Czy coś było na rzeczy, trudno ocenić, choć jeden z pracowników podobno już pożegnał się z pracą, a dyrektor basenu grozi, że pozwie radną za pomówienia. Tak naprawdę chodzi o otoczkę całej historii, bo w ostatnich dniach w Nowym Targu podobno o niczym innym się nie mówi.

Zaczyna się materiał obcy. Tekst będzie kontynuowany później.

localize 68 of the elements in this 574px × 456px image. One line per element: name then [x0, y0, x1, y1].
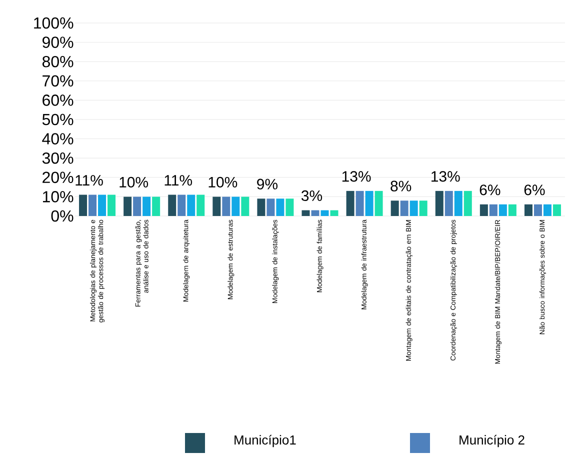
bar [320, 210, 329, 216]
y-tick-label: 0% [51, 210, 74, 222]
data-label: 13% [432, 171, 460, 182]
bar [419, 200, 428, 216]
bar [222, 196, 230, 216]
y-tick-label: 70% [42, 75, 74, 87]
bar [444, 190, 453, 216]
bar [489, 204, 498, 216]
y-tick-label: 10% [43, 191, 74, 202]
data-label: 6% [480, 184, 500, 196]
legend-label: Município 2 [460, 434, 524, 448]
bar [552, 204, 561, 216]
y-tick-label: 30% [42, 152, 74, 164]
bar [257, 198, 266, 216]
data-label: 8% [390, 180, 412, 192]
bar [276, 198, 284, 216]
bar [79, 194, 88, 216]
bar [454, 190, 462, 216]
bar [108, 194, 116, 216]
bar [356, 190, 364, 216]
bar [374, 190, 383, 216]
data-label: 10% [120, 176, 148, 188]
data-label: 10% [208, 176, 238, 188]
y-tick-label: 100% [34, 17, 74, 29]
bar [187, 194, 196, 216]
bar [508, 204, 516, 216]
data-label: 6% [524, 184, 545, 196]
bar [302, 210, 310, 216]
data-label: 9% [257, 178, 278, 190]
bar [168, 194, 176, 216]
bar [390, 200, 399, 216]
bar [435, 190, 444, 216]
bar [365, 190, 374, 216]
data-label: 3% [301, 190, 322, 202]
bar [98, 194, 106, 216]
legend-label: Município1 [234, 434, 296, 448]
y-tick-label: 60% [42, 94, 74, 106]
y-tick-label: 40% [42, 133, 74, 144]
data-label: 11% [164, 175, 192, 186]
bar [311, 210, 320, 216]
bar [266, 198, 275, 216]
y-tick-label: 90% [42, 36, 74, 48]
bar [286, 198, 294, 216]
bar [543, 204, 552, 216]
bar [241, 196, 250, 216]
data-label: 11% [76, 175, 103, 186]
bar [133, 196, 142, 216]
bar [196, 194, 205, 216]
bar [524, 204, 532, 216]
bar [480, 204, 488, 216]
bar [88, 194, 97, 216]
bar [178, 194, 186, 216]
bar [152, 196, 160, 216]
y-tick-label: 20% [42, 172, 74, 184]
data-label: 13% [342, 171, 371, 182]
bar [410, 200, 418, 216]
y-tick-label: 80% [42, 56, 74, 68]
y-tick-label: 50% [42, 114, 74, 126]
bar [464, 190, 472, 216]
bar [498, 204, 507, 216]
bar [346, 190, 354, 216]
bar [330, 210, 338, 216]
bar [124, 196, 132, 216]
bar [232, 196, 240, 216]
bar [142, 196, 151, 216]
bar [400, 200, 408, 216]
bar [212, 196, 221, 216]
bar [534, 204, 542, 216]
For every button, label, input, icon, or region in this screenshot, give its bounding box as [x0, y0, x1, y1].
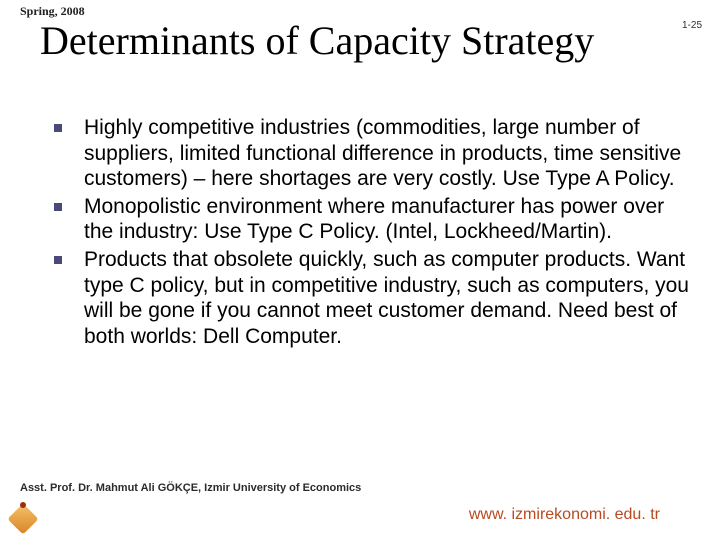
footer-url: www. izmirekonomi. edu. tr	[469, 506, 660, 524]
square-bullet-icon	[54, 256, 62, 264]
logo-diamond-icon	[7, 503, 38, 534]
list-item-text: Products that obsolete quickly, such as …	[84, 248, 689, 348]
list-item: Monopolistic environment where manufactu…	[48, 194, 690, 245]
slide-body: Highly competitive industries (commoditi…	[48, 115, 690, 351]
list-item: Products that obsolete quickly, such as …	[48, 247, 690, 349]
list-item: Highly competitive industries (commoditi…	[48, 115, 690, 192]
list-item-text: Highly competitive industries (commoditi…	[84, 116, 681, 190]
square-bullet-icon	[54, 124, 62, 132]
semester-label: Spring, 2008	[20, 4, 85, 19]
slide: Spring, 2008 1-25 Determinants of Capaci…	[0, 0, 720, 540]
list-item-text: Monopolistic environment where manufactu…	[84, 195, 664, 244]
slide-title: Determinants of Capacity Strategy	[40, 20, 660, 62]
page-number: 1-25	[682, 20, 702, 31]
logo-dot-icon	[20, 502, 26, 508]
logo-icon	[6, 502, 40, 536]
bullet-list: Highly competitive industries (commoditi…	[48, 115, 690, 349]
footer-credit: Asst. Prof. Dr. Mahmut Ali GÖKÇE, Izmir …	[20, 482, 361, 494]
square-bullet-icon	[54, 203, 62, 211]
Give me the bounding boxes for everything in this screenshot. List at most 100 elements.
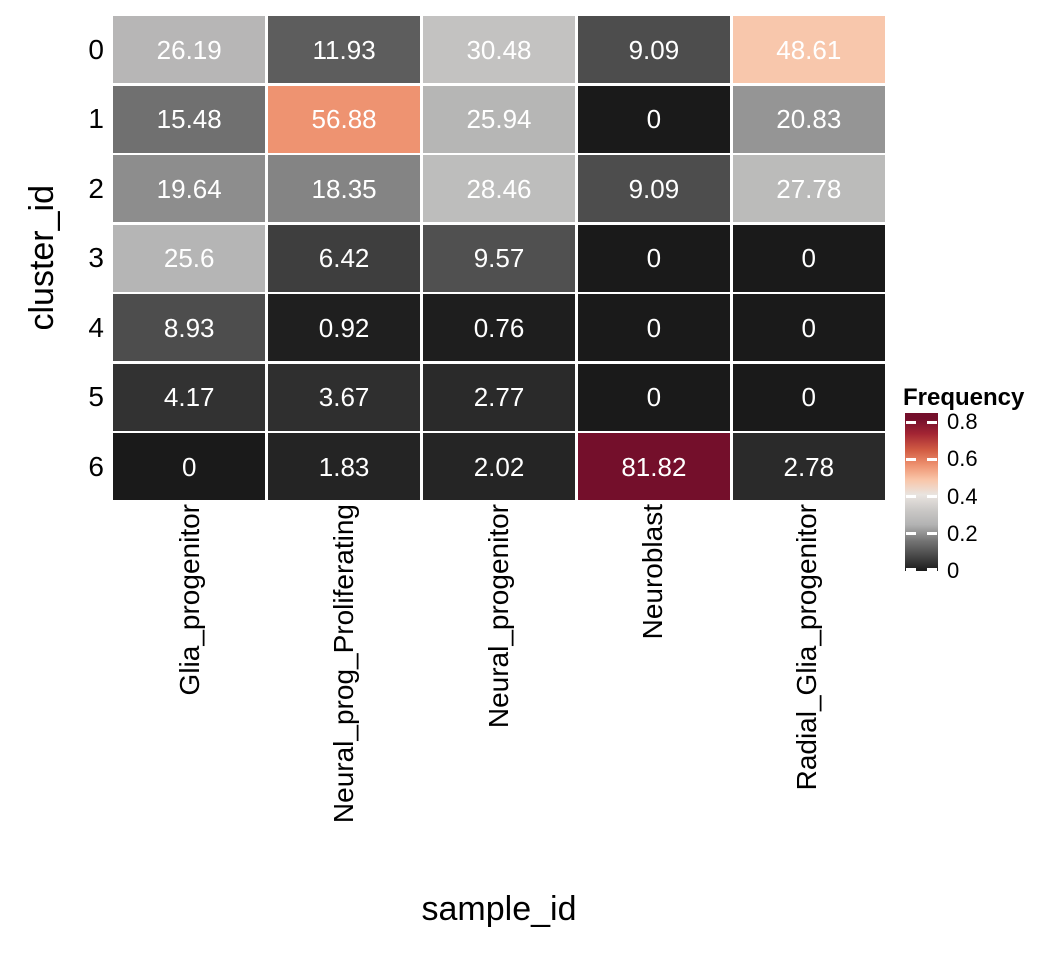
legend-tick-label: 0.4 xyxy=(947,483,978,509)
heatmap-cell: 0 xyxy=(577,85,731,153)
cell-value-label: 2.78 xyxy=(783,451,835,482)
cell-value-label: 0 xyxy=(801,382,817,412)
heatmap-cell: 28.46 xyxy=(422,155,576,222)
cell-value-label: 2.02 xyxy=(473,451,525,482)
heatmap-cell: 0 xyxy=(732,224,885,292)
x-tick-label: Neural_prog_Proliferating xyxy=(328,504,360,824)
cell-value-label: 27.78 xyxy=(776,173,842,204)
x-tick-label: Radial_Glia_progenitor xyxy=(791,504,823,791)
heatmap-cell: 19.64 xyxy=(113,155,266,222)
heatmap-cell: 18.35 xyxy=(267,155,421,222)
cell-value-label: 4.17 xyxy=(163,382,215,412)
heatmap-cell: 2.77 xyxy=(422,363,576,431)
y-tick-label: 3 xyxy=(88,242,104,273)
legend-tick-mark xyxy=(927,420,937,424)
legend-tick-label: 0.2 xyxy=(947,520,978,546)
y-axis-tick-labels: 0 1 2 3 4 5 6 xyxy=(0,16,104,500)
heatmap-cell: 20.83 xyxy=(732,85,885,153)
cell-value-label: 11.93 xyxy=(312,34,376,65)
cell-value-label: 15.48 xyxy=(156,104,222,134)
legend-tick-mark xyxy=(906,495,916,499)
legend-tick-mark xyxy=(906,420,916,424)
heatmap-cell: 8.93 xyxy=(113,294,266,361)
legend-tick-mark xyxy=(906,457,916,461)
cell-value-label: 30.48 xyxy=(466,34,532,65)
cell-value-label: 26.19 xyxy=(156,34,222,65)
heatmap-cell: 25.6 xyxy=(113,224,266,292)
cell-value-label: 1.83 xyxy=(318,451,370,482)
cell-value-label: 0 xyxy=(181,451,197,482)
cell-value-label: 9.57 xyxy=(473,243,525,273)
heatmap-cell: 0.92 xyxy=(267,294,421,361)
cell-value-label: 0 xyxy=(646,312,662,343)
heatmap-cell: 0 xyxy=(577,294,731,361)
y-tick-label: 5 xyxy=(88,381,104,412)
x-tick-label: Neuroblast xyxy=(636,504,668,640)
x-tick-label: Glia_progenitor xyxy=(173,504,205,696)
cell-value-label: 0 xyxy=(801,312,817,343)
x-tick-label-wrap: Neural_progenitor xyxy=(479,504,519,728)
x-tick-label: Neural_progenitor xyxy=(482,504,514,729)
cell-value-label: 81.82 xyxy=(621,451,687,482)
heatmap-cell: 0 xyxy=(732,363,885,431)
heatmap-cell: 0 xyxy=(113,433,266,500)
cell-value-label: 25.94 xyxy=(466,104,532,134)
x-axis-title: sample_id xyxy=(421,890,577,928)
heatmap-cell: 3.67 xyxy=(267,363,421,431)
cell-value-label: 0.76 xyxy=(473,312,525,343)
legend-tick-mark xyxy=(927,457,937,461)
cell-value-label: 56.88 xyxy=(311,104,377,134)
cell-value-label: 9.09 xyxy=(628,34,680,65)
heatmap-cell: 0 xyxy=(577,363,731,431)
heatmap-cell: 15.48 xyxy=(113,85,266,153)
legend-tick-label: 0.6 xyxy=(947,446,978,472)
cell-value-label: 19.64 xyxy=(156,173,222,204)
legend-tick-mark xyxy=(927,495,937,499)
y-tick-label: 2 xyxy=(88,172,104,204)
legend-colorbar xyxy=(905,413,938,571)
heatmap-cell: 0 xyxy=(732,294,885,361)
legend-title: Frequency xyxy=(903,384,1025,411)
cell-value-label: 48.61 xyxy=(776,34,842,65)
cell-value-label: 8.93 xyxy=(163,312,215,343)
y-tick-label: 1 xyxy=(88,103,104,134)
heatmap-cell: 2.78 xyxy=(732,433,885,500)
y-tick-label: 0 xyxy=(88,33,104,65)
y-tick-label: 6 xyxy=(88,450,104,482)
x-tick-label-wrap: Neural_prog_Proliferating xyxy=(325,504,365,823)
cell-value-label: 2.77 xyxy=(473,382,525,412)
heatmap-cell: 25.94 xyxy=(422,85,576,153)
x-axis-tick-labels: Glia_progenitor Neural_prog_Proliferating… xyxy=(113,504,885,874)
heatmap-cell: 1.83 xyxy=(267,433,421,500)
legend-tick-mark xyxy=(906,532,916,536)
cell-value-label: 25.6 xyxy=(163,243,215,273)
heatmap-cell: 11.93 xyxy=(267,16,421,83)
heatmap-cell: 26.19 xyxy=(113,16,266,83)
cell-value-label: 0 xyxy=(646,382,662,412)
heatmap-cell: 30.48 xyxy=(422,16,576,83)
heatmap-cell: 2.02 xyxy=(422,433,576,500)
heatmap-cell: 4.17 xyxy=(113,363,266,431)
heatmap-cell: 56.88 xyxy=(267,85,421,153)
y-tick-label: 4 xyxy=(88,311,104,343)
heatmap-cell: 0 xyxy=(577,224,731,292)
heatmap-cell: 9.09 xyxy=(577,155,731,222)
cell-value-label: 6.42 xyxy=(318,243,370,273)
cell-value-label: 0 xyxy=(646,243,662,273)
cell-value-label: 0 xyxy=(646,104,662,134)
heatmap-cell: 9.09 xyxy=(577,16,731,83)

Oto relacja radnej z rzekomej seksafery przekazana "Gazecie Krakowskiej" : "Miał się tego dopuścić jeden z pracowników pływalni oraz pracownica firmy sprzątającej obiekt. Po co o tym mówię? Uważam, że ludzie powinni wiedzieć. Wiele osób kąpie się w tej wodzie, a nie mają świadomości, co może tam teraz pływać".
Oburzona radna Bogusława Korwin mówiła o tym również podczas sesji w urzędzie. Zapowiedziała też, że sama do basenu z plemnikami nie wejdzie. "Dla mnie to nie do przyjęcia. Ja sama nie zamierzam teraz chodzić na basen, mimo że mam wykupiony karnet – mówiła.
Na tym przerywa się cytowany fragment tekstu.